Cabinet Office minister Oliver Dowden tells a Social Enterprise UK summit that the government wants services to pay far more attention to social impact when putting contracts out to tender
The government will prioritise involving more small and medium-sized organisations, including charities, in government contracts as part of a drive to consider social impact to a greater extent in the public sector.
In an announcement made today at Social Enterprise UK’s social value summit in central London, Oliver Dowden, Minister for Implementation at the Cabinet Office, said the government wanted services to pay far more attention to social impact when putting contracts out to tender.
This would include the use of small businesses, social enterprises and charities, as well as making progress on issues such as preventing modern slavery, encouraging diversity and improving environmental protections, he said.
The government has targeted making small and medium-sized organisations responsible for a third of government contracts by 2022.
Last year, the government announced it was seeking to strengthen the social value act and increase its commitment to social value by making it an explicit requirement in central government contracts.
Dowden told delegates at the social value summit that smaller organisations and charities could act as the “eyes and ears” of central government services in local communities.
“It is those firms that deliver services in communities,” Dowden said. “Firms of all shapes and sizes are often closest to the communities they serve, and these firms are often our best eyes and ears.
“They are working tirelessly within their communities and, by working closely together, we can ensure our contracts meet the needs of the public.”
A 12-week public consultation will also take place imminently to gauge the views of industry.
In a statement, David Lidington, Minister for the Cabinet Office, said: “It is right that we demand the organisations we work with meet the high standards we need to protect our environment and employ workforces that represent our diverse society, including people with disabilities and those from ethnic minorities.

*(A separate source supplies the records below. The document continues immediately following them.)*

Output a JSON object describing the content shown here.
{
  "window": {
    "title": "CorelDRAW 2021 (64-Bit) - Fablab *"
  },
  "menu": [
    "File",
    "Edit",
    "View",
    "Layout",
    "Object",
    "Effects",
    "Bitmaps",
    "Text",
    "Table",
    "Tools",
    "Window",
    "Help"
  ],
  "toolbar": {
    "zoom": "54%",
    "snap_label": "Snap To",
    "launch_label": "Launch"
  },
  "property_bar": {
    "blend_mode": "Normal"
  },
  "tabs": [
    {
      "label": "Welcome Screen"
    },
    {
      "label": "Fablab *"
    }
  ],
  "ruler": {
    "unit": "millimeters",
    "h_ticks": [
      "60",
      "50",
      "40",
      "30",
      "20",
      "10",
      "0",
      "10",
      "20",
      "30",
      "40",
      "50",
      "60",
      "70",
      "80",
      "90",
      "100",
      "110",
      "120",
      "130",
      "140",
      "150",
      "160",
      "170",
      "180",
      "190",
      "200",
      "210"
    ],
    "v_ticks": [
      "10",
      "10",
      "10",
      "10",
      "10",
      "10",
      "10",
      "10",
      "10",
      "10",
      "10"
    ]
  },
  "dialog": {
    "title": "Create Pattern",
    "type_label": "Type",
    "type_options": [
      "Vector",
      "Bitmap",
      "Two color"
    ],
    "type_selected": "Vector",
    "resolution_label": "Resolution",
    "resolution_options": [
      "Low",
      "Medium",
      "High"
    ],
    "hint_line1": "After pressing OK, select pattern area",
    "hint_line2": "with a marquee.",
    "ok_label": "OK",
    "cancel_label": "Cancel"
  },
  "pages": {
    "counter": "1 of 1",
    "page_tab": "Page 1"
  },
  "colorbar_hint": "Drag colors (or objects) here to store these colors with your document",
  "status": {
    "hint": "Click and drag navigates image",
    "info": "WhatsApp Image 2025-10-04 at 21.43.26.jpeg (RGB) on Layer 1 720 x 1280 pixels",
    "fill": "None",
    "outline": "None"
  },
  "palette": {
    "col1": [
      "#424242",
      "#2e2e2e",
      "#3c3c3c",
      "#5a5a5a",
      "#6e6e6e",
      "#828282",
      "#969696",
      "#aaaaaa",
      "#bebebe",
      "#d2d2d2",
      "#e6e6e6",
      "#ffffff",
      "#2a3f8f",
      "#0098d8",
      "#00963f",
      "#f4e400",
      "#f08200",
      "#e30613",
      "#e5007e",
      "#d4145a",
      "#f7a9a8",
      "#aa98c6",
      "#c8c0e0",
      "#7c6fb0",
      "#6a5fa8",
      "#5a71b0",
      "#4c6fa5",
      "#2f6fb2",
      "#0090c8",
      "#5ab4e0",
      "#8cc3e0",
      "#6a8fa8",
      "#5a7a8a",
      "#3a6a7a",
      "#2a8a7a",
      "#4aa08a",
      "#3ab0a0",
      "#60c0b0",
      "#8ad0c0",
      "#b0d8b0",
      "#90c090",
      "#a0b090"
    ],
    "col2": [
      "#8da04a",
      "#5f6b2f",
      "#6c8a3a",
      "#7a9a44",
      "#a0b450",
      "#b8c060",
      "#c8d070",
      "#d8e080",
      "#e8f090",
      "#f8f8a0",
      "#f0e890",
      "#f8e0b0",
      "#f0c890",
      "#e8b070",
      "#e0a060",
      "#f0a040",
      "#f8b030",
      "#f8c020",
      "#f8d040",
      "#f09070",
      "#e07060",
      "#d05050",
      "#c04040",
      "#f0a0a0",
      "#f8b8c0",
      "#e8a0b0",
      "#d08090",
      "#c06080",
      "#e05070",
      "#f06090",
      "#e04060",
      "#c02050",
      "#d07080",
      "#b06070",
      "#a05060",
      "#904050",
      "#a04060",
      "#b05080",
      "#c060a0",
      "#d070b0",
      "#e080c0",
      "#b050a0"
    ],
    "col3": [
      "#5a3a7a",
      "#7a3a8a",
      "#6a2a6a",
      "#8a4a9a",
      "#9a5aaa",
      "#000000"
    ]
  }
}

“By making sure these social values are reflected not just across the government, but also through all the companies we work with, we will take a major step towards our goal of creating an economy that works for everyone.”
Lord Victor Adebowale, chair of SEUK, said it was good to see the government “showing leadership” and embedding social value across its contracts.
“Social value should not be seen as a luxury in any part of the public or private sectors, but as common sense,” he said.
“People expect modern government and business to ensure that all spending considers the needs of our society and environment. Social enterprises have been pioneers, but it is important that every sector follows.”